In the 1300s, Kingsbridge now has both a prior and a prioress, and whereas Prior Philip in the first book was a savvy leader who could handle political maneuvering, but was basically basically benevolent, the Priors in the second book are decidedly not (the men anyway — the Prioresses are much more like Philip). They are deeply conservative theologically and socially, they make no attempt to understand the town they control and the lives they impact, and the worst two scheme, plot, spy, blackmail, manipulate, undermine, lie, and even steal. One of the characters sits thinking about this: “Godwyn’s influence was malign, but all the same his power never ceased to grow. Why was that? Perhaps because he was an ambitious man with no conscience — a potent combination.” This week, that really resonates, doesn’t it?

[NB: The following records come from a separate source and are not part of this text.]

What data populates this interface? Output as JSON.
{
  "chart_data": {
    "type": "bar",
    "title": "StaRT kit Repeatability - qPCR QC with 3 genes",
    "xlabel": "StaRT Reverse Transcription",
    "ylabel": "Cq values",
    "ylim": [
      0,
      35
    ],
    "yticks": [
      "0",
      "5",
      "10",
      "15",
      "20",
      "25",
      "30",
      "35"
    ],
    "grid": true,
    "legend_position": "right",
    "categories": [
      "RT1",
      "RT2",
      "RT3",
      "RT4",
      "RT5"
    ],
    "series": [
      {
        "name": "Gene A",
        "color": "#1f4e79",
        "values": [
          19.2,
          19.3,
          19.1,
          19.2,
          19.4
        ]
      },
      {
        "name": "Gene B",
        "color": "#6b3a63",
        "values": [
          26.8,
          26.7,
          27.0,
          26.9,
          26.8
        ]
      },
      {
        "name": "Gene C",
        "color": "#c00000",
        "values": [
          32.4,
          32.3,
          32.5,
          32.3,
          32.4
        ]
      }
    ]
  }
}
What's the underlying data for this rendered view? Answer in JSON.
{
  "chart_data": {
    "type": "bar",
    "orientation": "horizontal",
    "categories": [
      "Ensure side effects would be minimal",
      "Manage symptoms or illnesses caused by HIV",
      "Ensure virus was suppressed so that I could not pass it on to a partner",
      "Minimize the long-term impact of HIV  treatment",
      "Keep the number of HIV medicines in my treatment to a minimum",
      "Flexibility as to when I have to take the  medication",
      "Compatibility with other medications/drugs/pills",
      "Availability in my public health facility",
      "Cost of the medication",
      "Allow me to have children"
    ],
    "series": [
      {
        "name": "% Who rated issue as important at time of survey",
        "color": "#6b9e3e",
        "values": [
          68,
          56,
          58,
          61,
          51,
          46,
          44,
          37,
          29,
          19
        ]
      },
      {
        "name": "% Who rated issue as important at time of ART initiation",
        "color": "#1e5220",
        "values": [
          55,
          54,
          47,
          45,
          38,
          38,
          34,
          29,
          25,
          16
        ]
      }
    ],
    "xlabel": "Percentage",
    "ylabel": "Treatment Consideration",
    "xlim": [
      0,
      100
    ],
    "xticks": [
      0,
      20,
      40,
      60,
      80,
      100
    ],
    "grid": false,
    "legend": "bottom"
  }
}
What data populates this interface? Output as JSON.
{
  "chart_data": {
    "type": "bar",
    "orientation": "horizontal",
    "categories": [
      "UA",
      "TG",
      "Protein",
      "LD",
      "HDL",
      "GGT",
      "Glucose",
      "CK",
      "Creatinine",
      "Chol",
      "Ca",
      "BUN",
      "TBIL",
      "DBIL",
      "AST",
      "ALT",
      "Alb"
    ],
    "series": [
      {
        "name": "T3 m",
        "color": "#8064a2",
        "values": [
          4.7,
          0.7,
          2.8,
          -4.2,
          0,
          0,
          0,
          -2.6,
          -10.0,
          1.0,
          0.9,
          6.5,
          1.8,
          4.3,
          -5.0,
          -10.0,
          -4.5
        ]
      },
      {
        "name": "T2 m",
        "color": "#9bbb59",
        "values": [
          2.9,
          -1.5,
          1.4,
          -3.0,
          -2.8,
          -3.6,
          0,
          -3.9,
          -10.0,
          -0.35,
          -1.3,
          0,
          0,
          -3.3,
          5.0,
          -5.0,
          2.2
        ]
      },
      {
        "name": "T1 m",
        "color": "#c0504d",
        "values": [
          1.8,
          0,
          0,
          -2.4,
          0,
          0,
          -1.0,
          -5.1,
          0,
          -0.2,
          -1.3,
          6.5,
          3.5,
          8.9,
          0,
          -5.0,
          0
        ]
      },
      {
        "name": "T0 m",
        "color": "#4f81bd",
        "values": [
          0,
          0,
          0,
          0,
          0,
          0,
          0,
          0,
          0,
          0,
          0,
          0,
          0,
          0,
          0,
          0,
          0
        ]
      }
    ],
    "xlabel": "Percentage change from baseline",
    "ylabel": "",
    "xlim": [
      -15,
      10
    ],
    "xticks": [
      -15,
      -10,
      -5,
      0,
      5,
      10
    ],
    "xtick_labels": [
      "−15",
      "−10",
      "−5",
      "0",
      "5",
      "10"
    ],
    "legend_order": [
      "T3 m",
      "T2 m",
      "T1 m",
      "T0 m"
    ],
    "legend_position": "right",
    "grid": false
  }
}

Meanwhile in similar struggles ensue among secular leaders in the guild, where some greedy and selfish folks try to hold back those who would innovate our of concern for their own power and prestige, and petty grudges trump what’s best for the common good. The heroes of the book, a builder named Merthin and a wool merchant turned nun/healer named Caris, struggle against these difficulties in the town and the priory. Caris also fights misogyny and clericism: while her experience tending the sick leads her to discover what works best and how to actually help people get better, the priests are the ones who go to college, studying ancient medical texts. They order bloodletting and goat dung poultices while Caris determines that cleaning wounds with wine, hand washing, separating the seriously ill from other patients, and even, yes, mask wearing, are more effective.

It was strange to read about a sermon denouncing the wearing of cloth masks as heretical (the prior has heard this is a muslim practice) during a plague outbreak given the world’s present circumstances, and a plot twist predicated on one faction of hospital workers refusing to wear masks and the unfortunate outcome (no spoiler, I’m sure — more mask refusers than wearers got plague, which was more or less a death sentence). Follett writes about the temptations of power and greed and how these temptations lead to cruelty and violence., and undermine community and the common good. Maybe because I was expecting it this time, it didn’t bother me quite as much. Or maybe because the horrors of right now — COVID and white supremacists and Trump apologists and the willingness of so many elected leaders to lie and mislead and for so many Americans to believe lies and be misled — are so much more tangibly awful than the fictional violence of the middle ages. Anyway, I skimmed the more violent details.

Follett published this book in 2007, a time when the Anglican communion was in turmoil about LGBTQ clergy, so I appreciated that he makes it clear in World Without End that we’ve always had LQBTQ clergy. It’s an especially nice touch that Follett makes these characters among the more likeable and responsible people in the book. I also enjoyed the parts of the story that describe the various innovations and social changes that impact his characters’ lives. And he makes an interesting narrative choice by opening the book with a group of children witnessing a mysterious event in the forest and then following the paths of those children through adulthood.

Again, I enjoyed this very much, although I ended up staying up too late reading to find out what happened. I’m looking forward to starting A Column of Fire.